We selected to inspect Google (not including Postini, which offers e-mail security services) and Evernote. Their privacy policies can be found here and here, respectively. Although the services the companies provide differ quite a lot, they both handle a lot of private information.
Google very likely needs no clarification.
Evernote is a service that provides note taking in a cloud. Users are able to sync their notebooks across various devices including desktops, mobile phones and different mobile gadgets. It is used by millions of users across the planet. This company is operating in an highly competitive market, for example Google itself had a similar service called “Notebook” but then its development was shut down due to management of the company thinking that it was not promising for Google. Other services do exist as well, but Evernote is known to be a ‘de facto’ leader in note management.
There is a possibility to open company-wide accounts called “Sponsored” where all members of a certain institution can be participating in updating one single database of knowledge/valuable information. Various companies use it for conducting research and sharing crucial for their business information, which possessed in wrong hands can cause serious damage to the enterprise. In this case the privacy of information stored in Evernote is very important.
Privacy policies typically contain information on how the business gathers, handles stores and distributes data they may receive from their users. In general, companies usually reserve the right to distribute the data to their partners (variations on the amount of given data), declare that they are taking measures against not giving the data out unintentionally to third parties (both through network or physical) and which laws they apply in their operations (for example the legislation of USA). Privacy policies can differ quite a bit depending on the operating range of the business, since usually smaller companies do not focus that much on those issues due the smaller customer base. When the business grows, it is more likely that the company draws unwanted attention from hackers or that they start to expand their operations and distribute the gathered data to their associates, which might then lead to problems with the customers.
Evernote mentions one interesting detail in their privacy policy:
“Evernote may allow third party business partners that display advertisements on some of our web pages to maintain their own cookies on your computer. These business partners do not have access to Evernote's cookies and their use is subject to their own privacy policies.”
In our opinion it might be a threat to user’s policy since cookies are known to be a possible gateway for attacks.

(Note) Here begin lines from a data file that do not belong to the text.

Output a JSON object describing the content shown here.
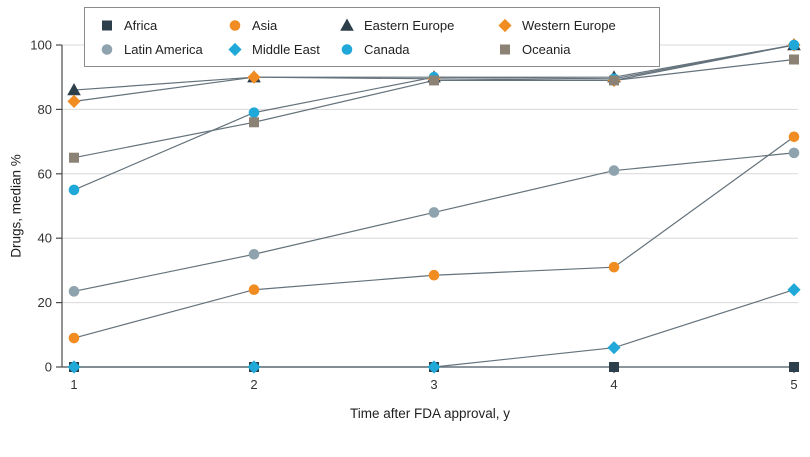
{
  "chart_data": {
    "type": "line",
    "title": "",
    "xlabel": "Time after FDA approval, y",
    "ylabel": "Drugs, median %",
    "x": [
      1,
      2,
      3,
      4,
      5
    ],
    "xlim": [
      1,
      5
    ],
    "ylim": [
      0,
      100
    ],
    "yticks": [
      0,
      20,
      40,
      60,
      80,
      100
    ],
    "grid": true,
    "legend_position": "top",
    "background_color": "#ffffff",
    "gridline_color": "#d8d8d8",
    "axis_color": "#4a4a4a",
    "line_color": "#64727b",
    "series": [
      {
        "name": "Africa",
        "marker": "square",
        "color": "#2e3f4c",
        "values": [
          0,
          0,
          0,
          0,
          0
        ]
      },
      {
        "name": "Asia",
        "marker": "circle",
        "color": "#f08c21",
        "values": [
          9,
          24,
          28.5,
          31,
          71.5
        ]
      },
      {
        "name": "Eastern Europe",
        "marker": "triangle",
        "color": "#2e3f4c",
        "values": [
          86,
          90,
          90,
          90,
          100
        ]
      },
      {
        "name": "Western Europe",
        "marker": "diamond",
        "color": "#f08c21",
        "values": [
          82.5,
          90,
          89.5,
          89,
          100
        ]
      },
      {
        "name": "Latin America",
        "marker": "circle",
        "color": "#8fa3ae",
        "values": [
          23.5,
          35,
          48,
          61,
          66.5
        ]
      },
      {
        "name": "Middle East",
        "marker": "diamond",
        "color": "#1fa8d8",
        "values": [
          0,
          0,
          0,
          6,
          24
        ]
      },
      {
        "name": "Canada",
        "marker": "circle",
        "color": "#1fa8d8",
        "values": [
          55,
          79,
          90,
          89.5,
          100
        ]
      },
      {
        "name": "Oceania",
        "marker": "square",
        "color": "#8c8175",
        "values": [
          65,
          76,
          89,
          89,
          95.5
        ]
      }
    ]
  }
}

Another point which drew our attention was the following:
“Evernote complies with the U.S. Federal Trade Commission (FTC) Children's Online Privacy Protection Act (COPPA), which requires us to inform parents and legal guardians about how we collect, use and disclose personal information from children under 13 years of age.
Evernote is not currently directed to children and we currently require users to verify that they are at least 13 years of age upon registration. We will not knowingly collect personal information relating to children under 13 years of age, and if we learn that we have inadvertently done so, we will promptly delete it.”
Although Google very likely operates with minors below this age, they had no mention of this matter in their privacy policy. It could be, that one below the age limit is not able to register him/herself with Google services, but it still seems quite odd that they do not state it openly. Some of the services Google provides (e-mail, search engine) are bound to relate to minors, so it remains unclear how Google handles those situations.
More or less, the privacy policies of these two companies share same points and provide comprehensible information for those who may be interested in reading them. Google provides strictly structured points of their view of privacy that users of their services have. Also, Google mentions service-specific sets of policies. Evernote, on the other hand, has a more detailed policy published on their site, but it is also clear and mostly easy to understand. Both of these companies probably spend a reasonable amount of money on lawyers who carefully think about every word in the policies that they have. In general, it seems that Google is more strict with the distribution of the collected data, but as Google has more partners as Evernote, the result is still the same: a third party might always know something that you wish not.